Re: [PATCH tip 0/3] Improvements of scheduler related Tracepoints

From: Alexei Starovoitov
Date: Thu Dec 14 2017 - 22:16:55 EST


On 12/14/17 12:49 PM, Peter Zijlstra wrote:
On Thu, Dec 14, 2017 at 12:20:41PM -0800, Teng Qin wrote:
This set of commits attempts to improve three scheduler related
Tracepoints: sched_switch, sched_process_fork, sched_process_exit.

Firstly, these commit add additional flag values, namely preempt,
clone_flags and group_dead to these Tracepoints, to make information
exposed via the Tracepoints more useful and complete.

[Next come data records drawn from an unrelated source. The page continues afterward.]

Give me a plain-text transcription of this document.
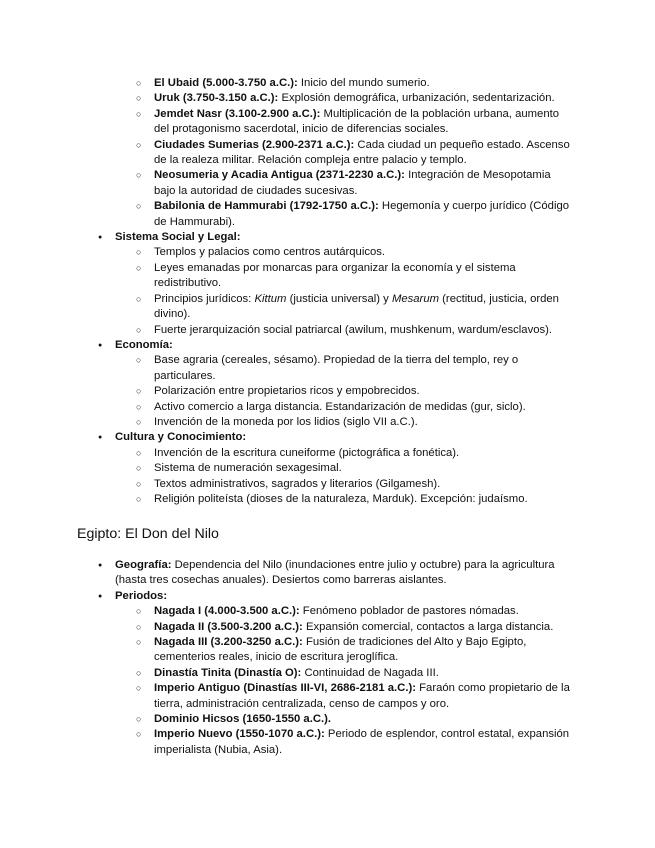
○ El Ubaid (5.000-3.750 a.C.): Inicio del mundo sumerio.
○ Uruk (3.750-3.150 a.C.): Explosión demográfica, urbanización, sedentarización.
○ Jemdet Nasr (3.100-2.900 a.C.): Multiplicación de la población urbana, aumento del protagonismo sacerdotal, inicio de diferencias sociales.
○ Ciudades Sumerias (2.900-2371 a.C.): Cada ciudad un pequeño estado. Ascenso de la realeza militar. Relación compleja entre palacio y templo.
○ Neosumeria y Acadia Antigua (2371-2230 a.C.): Integración de Mesopotamia bajo la autoridad de ciudades sucesivas.
○ Babilonia de Hammurabi (1792-1750 a.C.): Hegemonía y cuerpo jurídico (Código de Hammurabi).
● Sistema Social y Legal:
○ Templos y palacios como centros autárquicos.
○ Leyes emanadas por monarcas para organizar la economía y el sistema redistributivo.
○ Principios jurídicos: Kittum (justicia universal) y Mesarum (rectitud, justicia, orden divino).
○ Fuerte jerarquización social patriarcal (awilum, mushkenum, wardum/esclavos).
● Economía:
○ Base agraria (cereales, sésamo). Propiedad de la tierra del templo, rey o particulares.
○ Polarización entre propietarios ricos y empobrecidos.
○ Activo comercio a larga distancia. Estandarización de medidas (gur, siclo).
○ Invención de la moneda por los lidios (siglo VII a.C.).
● Cultura y Conocimiento:
○ Invención de la escritura cuneiforme (pictográfica a fonética).
○ Sistema de numeración sexagesimal.
○ Textos administrativos, sagrados y literarios (Gilgamesh).
○ Religión politeísta (dioses de la naturaleza, Marduk). Excepción: judaísmo.
Egipto: El Don del Nilo
● Geografía: Dependencia del Nilo (inundaciones entre julio y octubre) para la agricultura (hasta tres cosechas anuales). Desiertos como barreras aislantes.
● Periodos:
○ Nagada I (4.000-3.500 a.C.): Fenómeno poblador de pastores nómadas.
○ Nagada II (3.500-3.200 a.C.): Expansión comercial, contactos a larga distancia.
○ Nagada III (3.200-3250 a.C.): Fusión de tradiciones del Alto y Bajo Egipto, cementerios reales, inicio de escritura jeroglífica.
○ Dinastía Tinita (Dinastía O): Continuidad de Nagada III.
○ Imperio Antiguo (Dinastías III-VI, 2686-2181 a.C.): Faraón como propietario de la tierra, administración centralizada, censo de campos y oro.
○ Dominio Hicsos (1650-1550 a.C.).
○ Imperio Nuevo (1550-1070 a.C.): Periodo de esplendor, control estatal, expansión imperialista (Nubia, Asia).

Secondly, these commits exposes task_struct pointers in these
Tracepoints. The task_struct pointers are arguments of the Tracepoints
and currently only used to compute struct field values. But for BPF
programs attached to these Tracepoints, we may want to read additional
task information via the task_struct pointers. This is currently either
impossible, or we have to make assumption of whether the Tracepoint is
running from previous / parent or next / child, and use current pointer
instead. Exposing the task_struct pointers explicitly makes such use
case easier and more reliable.


NAK

not sure what is the concern here.
Is it first or second part of the above ?
preempt and group_dead are bool and clone_flags has uapi defined
flags, so no kernel internals being exposed.
Two task_struct pointers are unusable outside of bpf progs.
There are plenty of other tracepoints that store pointers to
kernel structs and bpf progs are looking into them.
So nothing new being exposed here as well.

Note that TP_printk() kept unchanged, so typical user tracing
that parses trace_pipe won't see any difference.
Apps that use binary apis are using libs like libtracecmd and also fine.